We measured the intracranial pressure continuously for a period of four days before and after cranioplasty in 12 patients with skull defects larger than 100 cm2. The results were obtained by epidural monitoring. The device used was the "Hellige" pressure measuring device (modified according to Gobiet). We found an increased cranial pressure in more than half of the patients (7). In addition the same patients showed the most marked neurologic and psychic changes. A significant return to normal of the intracranial pressure was noticed in all these patients after the closure of the skull defect. Progressive improvement in the clinical symptoms was also seen. The pathogenesis of this phenomenon has not been completely explained. Several authors consider that an important factor is the difference between the intracranial and the atmospheric pressure, However, we suggest that another important factor is the cicatricial changes ("scar plate") occurring between the cortex, dura and the skin, which exerts pressure on the skull contents.
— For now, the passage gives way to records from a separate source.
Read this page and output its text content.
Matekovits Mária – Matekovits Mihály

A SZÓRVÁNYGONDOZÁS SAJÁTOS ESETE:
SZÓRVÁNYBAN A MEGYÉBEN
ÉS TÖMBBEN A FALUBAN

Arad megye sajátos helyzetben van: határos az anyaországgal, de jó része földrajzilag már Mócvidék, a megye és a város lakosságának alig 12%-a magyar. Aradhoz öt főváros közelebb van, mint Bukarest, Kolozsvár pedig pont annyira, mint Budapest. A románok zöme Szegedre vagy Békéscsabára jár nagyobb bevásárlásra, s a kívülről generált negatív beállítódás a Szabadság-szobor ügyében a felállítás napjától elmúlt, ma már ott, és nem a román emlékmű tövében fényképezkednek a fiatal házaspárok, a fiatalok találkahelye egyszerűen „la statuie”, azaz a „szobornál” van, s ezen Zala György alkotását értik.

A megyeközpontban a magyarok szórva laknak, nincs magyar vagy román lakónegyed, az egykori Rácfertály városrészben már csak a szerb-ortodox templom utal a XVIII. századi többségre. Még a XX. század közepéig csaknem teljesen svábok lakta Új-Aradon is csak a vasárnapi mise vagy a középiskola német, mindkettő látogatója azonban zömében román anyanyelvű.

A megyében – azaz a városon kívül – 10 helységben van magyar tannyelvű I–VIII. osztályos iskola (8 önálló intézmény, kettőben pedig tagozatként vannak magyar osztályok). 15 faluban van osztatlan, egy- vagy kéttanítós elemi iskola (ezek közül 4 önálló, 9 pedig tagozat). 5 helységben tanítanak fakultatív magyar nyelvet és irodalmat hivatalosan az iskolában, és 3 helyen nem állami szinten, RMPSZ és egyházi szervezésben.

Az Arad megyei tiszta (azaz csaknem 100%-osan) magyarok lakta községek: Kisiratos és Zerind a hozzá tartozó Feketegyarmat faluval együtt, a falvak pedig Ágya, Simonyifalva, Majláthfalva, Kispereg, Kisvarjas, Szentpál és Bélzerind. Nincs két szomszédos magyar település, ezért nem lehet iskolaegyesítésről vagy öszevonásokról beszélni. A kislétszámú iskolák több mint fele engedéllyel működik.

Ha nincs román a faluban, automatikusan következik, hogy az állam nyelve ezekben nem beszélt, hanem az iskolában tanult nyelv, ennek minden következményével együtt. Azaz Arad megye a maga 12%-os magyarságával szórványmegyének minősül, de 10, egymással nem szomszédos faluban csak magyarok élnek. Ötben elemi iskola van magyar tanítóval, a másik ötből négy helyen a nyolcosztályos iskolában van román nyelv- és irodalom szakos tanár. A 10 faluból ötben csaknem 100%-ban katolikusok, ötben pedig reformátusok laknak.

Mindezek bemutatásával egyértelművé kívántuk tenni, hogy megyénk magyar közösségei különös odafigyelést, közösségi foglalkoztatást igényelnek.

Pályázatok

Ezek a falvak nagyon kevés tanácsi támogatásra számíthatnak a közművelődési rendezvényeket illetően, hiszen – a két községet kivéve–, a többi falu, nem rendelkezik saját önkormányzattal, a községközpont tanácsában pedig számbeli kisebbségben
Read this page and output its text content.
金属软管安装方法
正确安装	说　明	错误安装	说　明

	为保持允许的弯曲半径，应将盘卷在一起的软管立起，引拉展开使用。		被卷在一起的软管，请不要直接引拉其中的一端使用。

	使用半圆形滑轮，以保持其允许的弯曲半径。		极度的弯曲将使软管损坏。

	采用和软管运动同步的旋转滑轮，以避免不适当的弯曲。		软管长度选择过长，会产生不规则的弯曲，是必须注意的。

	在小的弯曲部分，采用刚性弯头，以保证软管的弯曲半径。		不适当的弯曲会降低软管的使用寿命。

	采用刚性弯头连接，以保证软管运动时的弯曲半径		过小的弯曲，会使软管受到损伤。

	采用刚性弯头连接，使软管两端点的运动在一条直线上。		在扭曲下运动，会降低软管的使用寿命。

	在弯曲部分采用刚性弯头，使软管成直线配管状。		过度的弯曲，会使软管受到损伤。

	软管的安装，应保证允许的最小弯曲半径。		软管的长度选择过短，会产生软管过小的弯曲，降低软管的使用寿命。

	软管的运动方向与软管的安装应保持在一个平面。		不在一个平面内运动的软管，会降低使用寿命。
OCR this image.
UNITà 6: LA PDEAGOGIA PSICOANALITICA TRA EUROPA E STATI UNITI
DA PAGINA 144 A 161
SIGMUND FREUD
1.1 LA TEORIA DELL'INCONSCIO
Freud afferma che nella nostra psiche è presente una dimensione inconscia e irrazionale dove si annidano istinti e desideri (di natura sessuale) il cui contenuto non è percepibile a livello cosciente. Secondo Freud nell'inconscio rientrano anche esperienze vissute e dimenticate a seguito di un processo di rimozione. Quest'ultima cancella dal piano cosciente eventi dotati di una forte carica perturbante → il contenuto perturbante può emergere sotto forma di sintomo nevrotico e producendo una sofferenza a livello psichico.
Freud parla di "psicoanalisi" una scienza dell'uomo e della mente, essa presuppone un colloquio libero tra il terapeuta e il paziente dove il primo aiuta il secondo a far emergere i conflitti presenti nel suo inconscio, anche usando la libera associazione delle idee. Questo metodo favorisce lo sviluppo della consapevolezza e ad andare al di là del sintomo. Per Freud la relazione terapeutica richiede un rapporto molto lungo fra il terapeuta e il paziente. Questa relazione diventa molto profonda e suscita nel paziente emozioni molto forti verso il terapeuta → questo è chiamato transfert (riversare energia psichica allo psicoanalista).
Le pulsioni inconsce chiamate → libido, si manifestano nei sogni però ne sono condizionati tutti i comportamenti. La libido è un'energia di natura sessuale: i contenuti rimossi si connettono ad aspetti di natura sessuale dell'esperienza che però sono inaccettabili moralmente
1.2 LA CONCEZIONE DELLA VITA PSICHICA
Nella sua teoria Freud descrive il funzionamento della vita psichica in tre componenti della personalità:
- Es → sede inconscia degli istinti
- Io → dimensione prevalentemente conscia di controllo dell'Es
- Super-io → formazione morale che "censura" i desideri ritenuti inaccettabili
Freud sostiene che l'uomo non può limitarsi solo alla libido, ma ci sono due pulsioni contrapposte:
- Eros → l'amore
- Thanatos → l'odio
Previously, the neurological symptoms which appeared after a period of time in patients with large skull defects were attributed to other causes. It is only during the past decades--thanks to progress in neuroradiologic diagnostics--that a pathoanatomical correlate been found for these changes.
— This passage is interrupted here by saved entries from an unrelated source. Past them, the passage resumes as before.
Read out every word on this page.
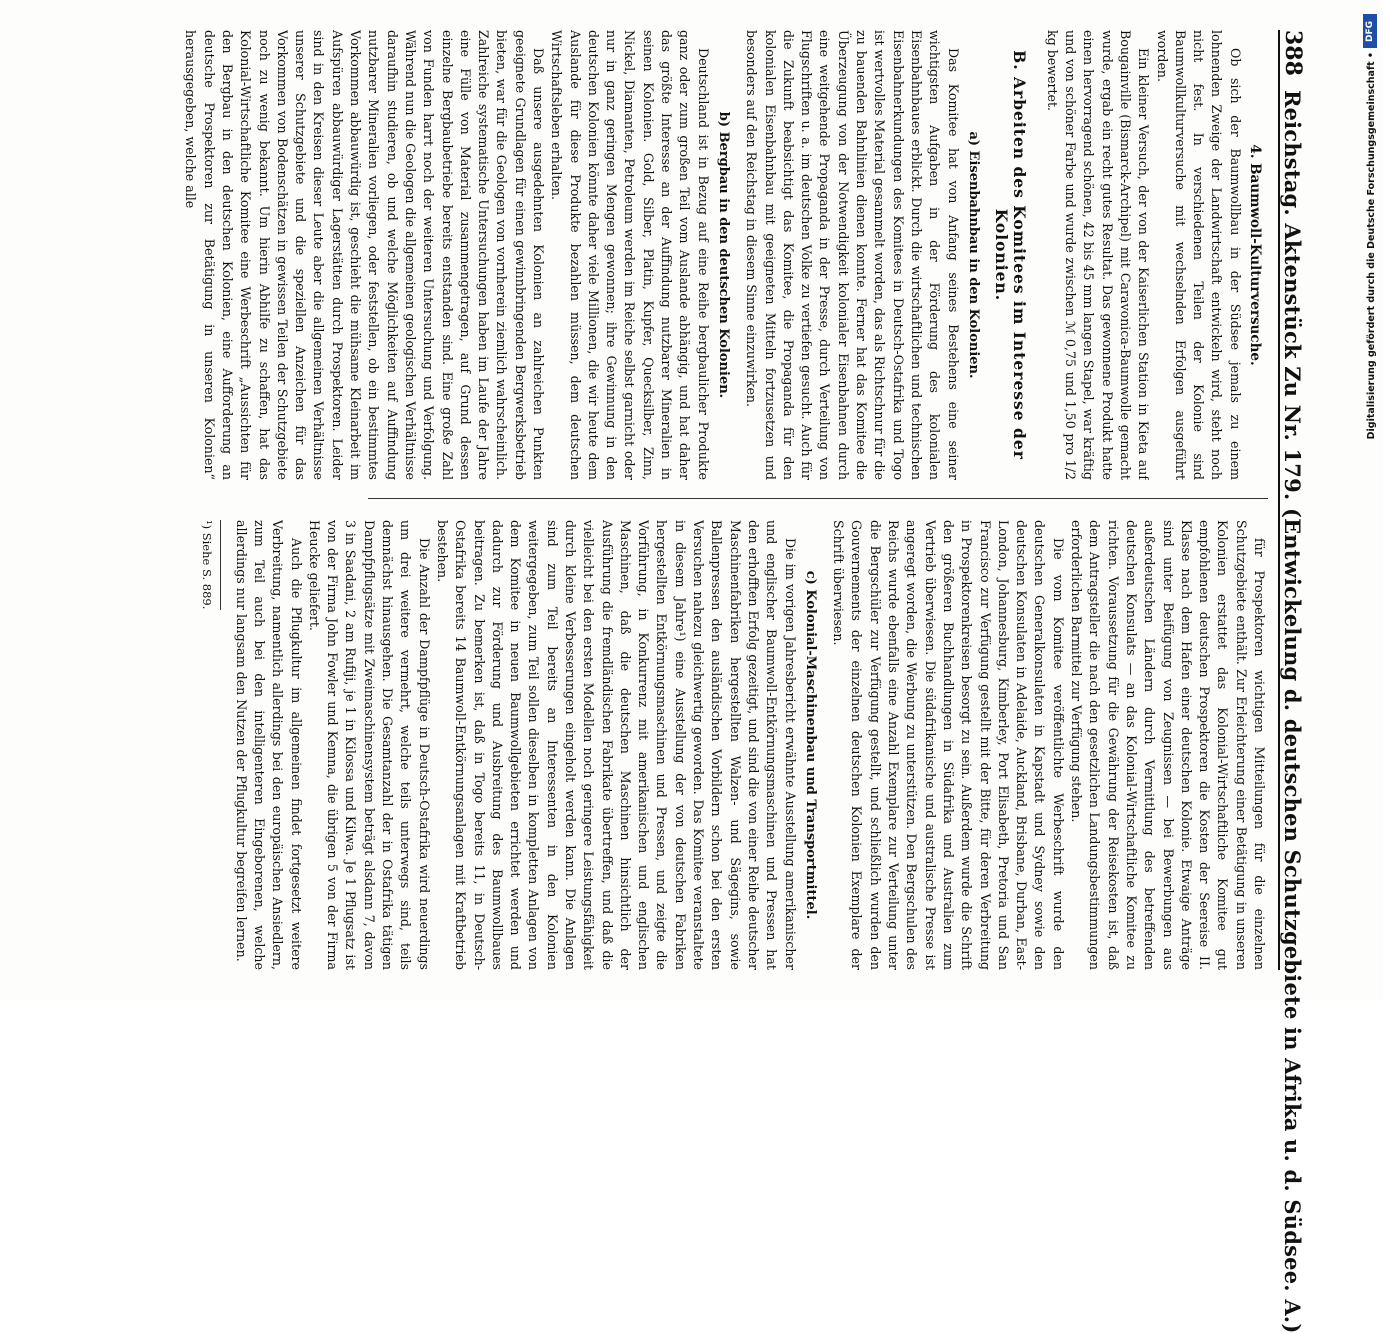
388
Reichstag. Aktenstück Zu Nr. 179. (Entwickelung d. deutschen Schutzgebiete in Afrika u. d. Südsee. A.)
4. Baumwoll-Kulturversuche.

Ob sich der Baumwollbau in der Südsee jemals zu einem lohnenden Zweige der Landwirtschaft entwickeln wird, steht noch nicht fest. In verschiedenen Teilen der Kolonie sind Baumwollkulturversuche mit wechselnden Erfolgen ausgeführt worden.

Ein kleiner Versuch, der von der Kaiserlichen Station in Kieta auf Bougainville (Bismarck-Archipel) mit Caravonica-Baumwolle gemacht wurde, ergab ein recht gutes Resultat. Das gewonnene Produkt hatte einen hervorragend schönen, 42 bis 45 mm langen Stapel, war kräftig und von schöner Farbe und wurde zwischen ℳ 0,75 und 1,50 pro 1/2 kg bewertet.

B. Arbeiten des Komitees im Interesse der Kolonien.
a) Eisenbahnbau in den Kolonien.

Das Komitee hat von Anfang seines Bestehens eine seiner wichtigsten Aufgaben in der Förderung des kolonialen Eisenbahnbaues erblickt. Durch die wirtschaftlichen und technischen Eisenbahnerkundungen des Komitees in Deutsch-Ostafrika und Togo ist wertvolles Material gesammelt worden, das als Richtschnur für die zu bauenden Bahnlinien dienen konnte. Ferner hat das Komitee die Überzeugung von der Notwendigkeit kolonialer Eisenbahnen durch eine weitgehende Propaganda in der Presse, durch Verteilung von Flugschriften u. a. im deutschen Volke zu vertiefen gesucht. Auch für die Zukunft beabsichtigt das Komitee, die Propaganda für den kolonialen Eisenbahnbau mit geeigneten Mitteln fortzusetzen und besonders auf den Reichstag in diesem Sinne einzuwirken.

b) Bergbau in den deutschen Kolonien.

Deutschland ist in Bezug auf eine Reihe bergbaulicher Produkte ganz oder zum großen Teil vom Auslande abhängig, und hat daher das größte Interesse an der Auffindung nutzbarer Mineralien in seinen Kolonien. Gold, Silber, Platin, Kupfer, Quecksilber, Zinn, Nickel, Diamanten, Petroleum werden im Reiche selbst garnicht oder nur in ganz geringen Mengen gewonnen; ihre Gewinnung in den deutschen Kolonien könnte daher viele Millionen, die wir heute dem Auslande für diese Produkte bezahlen müssen, dem deutschen Wirtschaftsleben erhalten.

Daß unsere ausgedehnten Kolonien an zahlreichen Punkten geeignete Grundlagen für einen gewinnbringenden Bergwerksbetrieb bieten, war für die Geologen von vornherein ziemlich wahrscheinlich. Zahlreiche systematische Untersuchungen haben im Laufe der Jahre eine Fülle von Material zusammengetragen, auf Grund dessen einzelne Bergbaubetriebe bereits entstanden sind. Eine große Zahl von Funden harrt noch der weiteren Untersuchung und Verfolgung. Während nun die Geologen die allgemeinen geologischen Verhältnisse daraufhin studieren, ob und welche Möglichkeiten auf Auffindung nutzbarer Mineralien vorliegen, oder feststellen, ob ein bestimmtes Vorkommen abbauwürdig ist, geschieht die mühsame Kleinarbeit im Aufspüren abbauwürdiger Lagerstätten durch Prospektoren. Leider sind in den Kreisen dieser Leute aber die allgemeinen Verhältnisse unserer Schutzgebiete und die speziellen Anzeichen für das Vorkommen von Bodenschätzen in gewissen Teilen der Schutzgebiete noch zu wenig bekannt. Um hierin Abhilfe zu schaffen, hat das Kolonial-Wirtschaftliche Komitee eine Werbeschrift „Aussichten für den Bergbau in den deutschen Kolonien, eine Aufforderung an deutsche Prospektoren zur Betätigung in unseren Kolonien“ herausgegeben, welche alle

für Prospektoren wichtigen Mitteilungen für die einzelnen Schutzgebiete enthält. Zur Erleichterung einer Betätigung in unseren Kolonien erstattet das Kolonial-Wirtschaftliche Komitee gut empfohlenen deutschen Prospektoren die Kosten der Seereise II. Klasse nach dem Hafen einer deutschen Kolonie. Etwaige Anträge sind unter Beifügung von Zeugnissen — bei Bewerbungen aus außerdeutschen Ländern durch Vermittlung des betreffenden deutschen Konsulats — an das Kolonial-Wirtschaftliche Komitee zu richten. Voraussetzung für die Gewährung der Reisekosten ist, daß dem Antragsteller die nach den gesetzlichen Landungsbestimmungen erforderlichen Barmittel zur Verfügung stehen.

Die vom Komitee veröffentlichte Werbeschrift wurde den deutschen Generalkonsulaten in Kapstadt und Sydney sowie den deutschen Konsulaten in Adelaide, Auckland, Brisbane, Durban, East-London, Johannesburg, Kimberley, Port Elisabeth, Pretoria und San Francisco zur Verfügung gestellt mit der Bitte, für deren Verbreitung in Prospektorenkreisen besorgt zu sein. Außerdem wurde die Schrift den größeren Buchhandlungen in Südafrika und Australien zum Vertrieb überwiesen. Die südafrikanische und australische Presse ist angeregt worden, die Werbung zu unterstützen. Den Bergschulen des Reichs wurde ebenfalls eine Anzahl Exemplare zur Verteilung unter die Bergschüler zur Verfügung gestellt, und schließlich wurden den Gouvernements der einzelnen deutschen Kolonien Exemplare der Schrift überwiesen.

c) Kolonial-Maschinenbau und Transportmittel.

Die im vorigen Jahresbericht erwähnte Ausstellung amerikanischer und englischer Baumwoll-Entkörnungsmaschinen und Pressen hat den erhofften Erfolg gezeitigt, und sind die von einer Reihe deutscher Maschinenfabriken hergestellten Walzen- und Sägegins, sowie Ballenpressen den ausländischen Vorbildern schon bei den ersten Versuchen nahezu gleichwertig geworden. Das Komitee veranstaltete in diesem Jahre¹) eine Ausstellung der von deutschen Fabriken hergestellten Entkörnungsmaschinen und Pressen, und zeigte die Vorführung, in Konkurrenz mit amerikanischen und englischen Maschinen, daß die deutschen Maschinen hinsichtlich der Ausführung die fremdländischen Fabrikate übertreffen, und daß die vielleicht bei den ersten Modellen noch geringere Leistungsfähigkeit durch kleine Verbesserungen eingeholt werden kann. Die Anlagen sind zum Teil bereits an Interessenten in den Kolonien weitergegeben, zum Teil sollen dieselben in kompletten Anlagen von dem Komitee in neuen Baumwollgebieten errichtet werden und dadurch zur Förderung und Ausbreitung des Baumwollbaues beitragen. Zu bemerken ist, daß in Togo bereits 11, in Deutsch-Ostafrika bereits 14 Baumwoll-Entkörnungsanlagen mit Kraftbetrieb bestehen.

Die Anzahl der Dampfpflüge in Deutsch-Ostafrika wird neuerdings um drei weitere vermehrt, welche teils unterwegs sind, teils demnächst hinausgehen. Die Gesamtanzahl der in Ostafrika tätigen Dampfpflugsätze mit Zweimaschinensystem beträgt alsdann 7, davon 3 in Saadani, 2 am Rufiji, je 1 in Kilossa und Kilwa. Je 1 Pflugsatz ist von der Firma John Fowler und Kemna, die übrigen 5 von der Firma Heucke geliefert.

Auch die Pflugkultur im allgemeinen findet fortgesetzt weitere Verbreitung, namentlich allerdings bei den europäischen Ansiedlern, zum Teil auch bei den intelligenteren Eingeborenen, welche allerdings nur langsam den Nutzen der Pflugkultur begreifen lernen.

¹) Siehe S. 889.

DFG
Digitalisierung gefördert durch die Deutsche Forschungsgemeinschaft •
我们对12例颅骨缺损面积大于100平方厘米的患者在颅骨修补术前和术后连续四天测量颅内压。结果通过硬膜外监测获得。使用的设备是“Hellige”压力测量装置(根据戈比埃进行了改进)。我们发现超过一半的患者(7例)颅内压升高。此外,这些患者还表现出最明显的神经和精神变化。在颅骨缺损闭合后,所有这些患者的颅内压均显著恢复正常。临床症状也有逐渐改善。这种现象的发病机制尚未完全阐明。几位作者认为一个重要因素是颅内压与大气压之间的差异。然而,我们认为另一个重要因素是在皮质、硬脑膜和皮肤之间发生的瘢痕性变化(“瘢痕板”),它对颅内内容物施加压力。以前,颅骨大缺损患者在一段时间后出现的神经症状被归因于其他原因。只是在过去几十年里——由于神经放射诊断学的进展——才发现了这些变化的病理解剖学关联。